By submitting this form you confirm that (1) your intended use complies with the CC-BY-NC-4.0 license terms (non-commercial), and (2) you have read the Limitations section of the model card. For commercial use, please contact hf@semplifica.ai.
Log in or Sign Up to review the conditions and access this model content.
EuroLLM-ISO24495-9b-Instruct (v0.3)
A fine-tuned EuroLLM-9B-Instruct-2512 specialised in ISO 24495-1 (Plain Language) compliance analysis of legal, administrative and technical texts across six European languages: Italian, English, Portuguese, Spanish, French, German.

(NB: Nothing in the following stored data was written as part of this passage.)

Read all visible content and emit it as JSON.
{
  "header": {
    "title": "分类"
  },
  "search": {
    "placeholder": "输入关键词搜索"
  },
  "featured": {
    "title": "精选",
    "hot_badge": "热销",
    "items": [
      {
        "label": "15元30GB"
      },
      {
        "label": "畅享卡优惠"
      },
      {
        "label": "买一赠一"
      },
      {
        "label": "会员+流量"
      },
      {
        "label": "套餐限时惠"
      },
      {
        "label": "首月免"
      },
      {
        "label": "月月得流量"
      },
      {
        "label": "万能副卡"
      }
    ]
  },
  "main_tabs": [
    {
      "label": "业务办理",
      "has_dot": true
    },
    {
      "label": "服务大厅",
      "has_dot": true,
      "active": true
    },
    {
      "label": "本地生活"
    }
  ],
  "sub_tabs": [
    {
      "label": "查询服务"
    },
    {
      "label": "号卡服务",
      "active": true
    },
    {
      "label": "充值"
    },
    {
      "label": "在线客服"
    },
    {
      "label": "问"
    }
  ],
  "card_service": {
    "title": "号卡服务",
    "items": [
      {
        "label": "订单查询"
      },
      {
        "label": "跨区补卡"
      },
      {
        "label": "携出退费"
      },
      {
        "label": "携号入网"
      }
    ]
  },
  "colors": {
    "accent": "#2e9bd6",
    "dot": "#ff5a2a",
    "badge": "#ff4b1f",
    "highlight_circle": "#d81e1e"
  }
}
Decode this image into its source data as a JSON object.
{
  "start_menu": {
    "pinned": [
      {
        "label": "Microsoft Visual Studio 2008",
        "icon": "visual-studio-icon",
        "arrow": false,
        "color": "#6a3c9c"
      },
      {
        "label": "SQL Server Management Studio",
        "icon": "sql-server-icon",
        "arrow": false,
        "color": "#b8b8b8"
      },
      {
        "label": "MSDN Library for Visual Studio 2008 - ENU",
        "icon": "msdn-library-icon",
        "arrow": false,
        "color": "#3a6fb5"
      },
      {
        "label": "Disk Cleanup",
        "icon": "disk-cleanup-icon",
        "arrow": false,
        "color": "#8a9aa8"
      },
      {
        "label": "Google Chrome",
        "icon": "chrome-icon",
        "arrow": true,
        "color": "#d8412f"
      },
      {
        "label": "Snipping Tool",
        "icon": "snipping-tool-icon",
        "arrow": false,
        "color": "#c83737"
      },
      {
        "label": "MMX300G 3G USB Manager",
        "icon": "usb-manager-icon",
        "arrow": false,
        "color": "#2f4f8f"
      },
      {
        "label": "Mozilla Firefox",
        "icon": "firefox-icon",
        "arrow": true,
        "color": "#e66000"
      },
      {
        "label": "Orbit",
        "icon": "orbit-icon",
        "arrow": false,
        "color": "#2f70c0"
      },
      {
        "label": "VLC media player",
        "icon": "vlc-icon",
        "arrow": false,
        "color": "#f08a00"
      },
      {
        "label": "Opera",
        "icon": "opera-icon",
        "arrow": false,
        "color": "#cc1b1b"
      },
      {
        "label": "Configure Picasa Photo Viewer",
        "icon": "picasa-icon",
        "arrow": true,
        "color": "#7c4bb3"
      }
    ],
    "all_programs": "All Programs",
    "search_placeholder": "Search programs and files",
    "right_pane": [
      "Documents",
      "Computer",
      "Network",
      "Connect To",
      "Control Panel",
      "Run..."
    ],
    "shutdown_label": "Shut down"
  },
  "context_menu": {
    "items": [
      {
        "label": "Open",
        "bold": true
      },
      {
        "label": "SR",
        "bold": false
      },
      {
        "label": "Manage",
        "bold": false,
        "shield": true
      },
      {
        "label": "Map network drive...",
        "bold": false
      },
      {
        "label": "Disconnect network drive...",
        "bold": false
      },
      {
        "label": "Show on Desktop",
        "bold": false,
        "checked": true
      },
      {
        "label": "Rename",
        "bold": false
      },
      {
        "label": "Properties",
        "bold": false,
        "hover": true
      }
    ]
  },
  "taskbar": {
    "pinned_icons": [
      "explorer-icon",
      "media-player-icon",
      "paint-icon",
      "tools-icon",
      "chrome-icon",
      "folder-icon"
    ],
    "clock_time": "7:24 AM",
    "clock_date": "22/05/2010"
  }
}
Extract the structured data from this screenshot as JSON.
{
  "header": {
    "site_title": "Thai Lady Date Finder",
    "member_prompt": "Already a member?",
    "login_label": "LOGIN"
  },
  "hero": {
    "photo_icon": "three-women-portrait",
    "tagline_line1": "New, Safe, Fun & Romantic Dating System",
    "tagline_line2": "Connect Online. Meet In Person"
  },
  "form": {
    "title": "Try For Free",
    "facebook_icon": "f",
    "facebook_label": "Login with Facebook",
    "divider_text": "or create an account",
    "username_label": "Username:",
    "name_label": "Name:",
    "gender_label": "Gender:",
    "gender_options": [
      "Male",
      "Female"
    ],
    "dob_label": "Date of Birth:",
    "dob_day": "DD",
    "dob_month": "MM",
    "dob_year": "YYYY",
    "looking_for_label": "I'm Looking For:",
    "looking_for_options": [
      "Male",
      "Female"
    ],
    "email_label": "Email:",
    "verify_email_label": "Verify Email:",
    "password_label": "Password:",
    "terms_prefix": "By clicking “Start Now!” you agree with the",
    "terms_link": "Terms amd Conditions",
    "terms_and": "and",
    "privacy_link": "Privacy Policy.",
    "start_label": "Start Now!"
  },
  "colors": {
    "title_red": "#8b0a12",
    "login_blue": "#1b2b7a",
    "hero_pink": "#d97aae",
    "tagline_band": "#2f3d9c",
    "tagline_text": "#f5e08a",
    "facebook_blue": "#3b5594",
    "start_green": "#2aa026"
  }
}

Given a document, the model emits a structured XML analysis with: a compliance score (0–100), a binary verdict, a list of violation spans with character-level offsets and corrective suggestions, and a prioritised checklist of corrective actions.
Version:
v0.3— trained on about 27,000 task records (v3b dataset, hybrid: v3 base + Tier 2 targeted augmentation + HF human-curated re-import), with verdict balance per language and a 19 % anti-forgetting mix (EuroBlocks instruct conversations). Previous:v0.2— trained on v3 (about 23,000 task records), see git tag.
What changed in v0.3
Compared to v0.2 (the previous public release):
Dataset: from v3 to v3b (about +13 % task records)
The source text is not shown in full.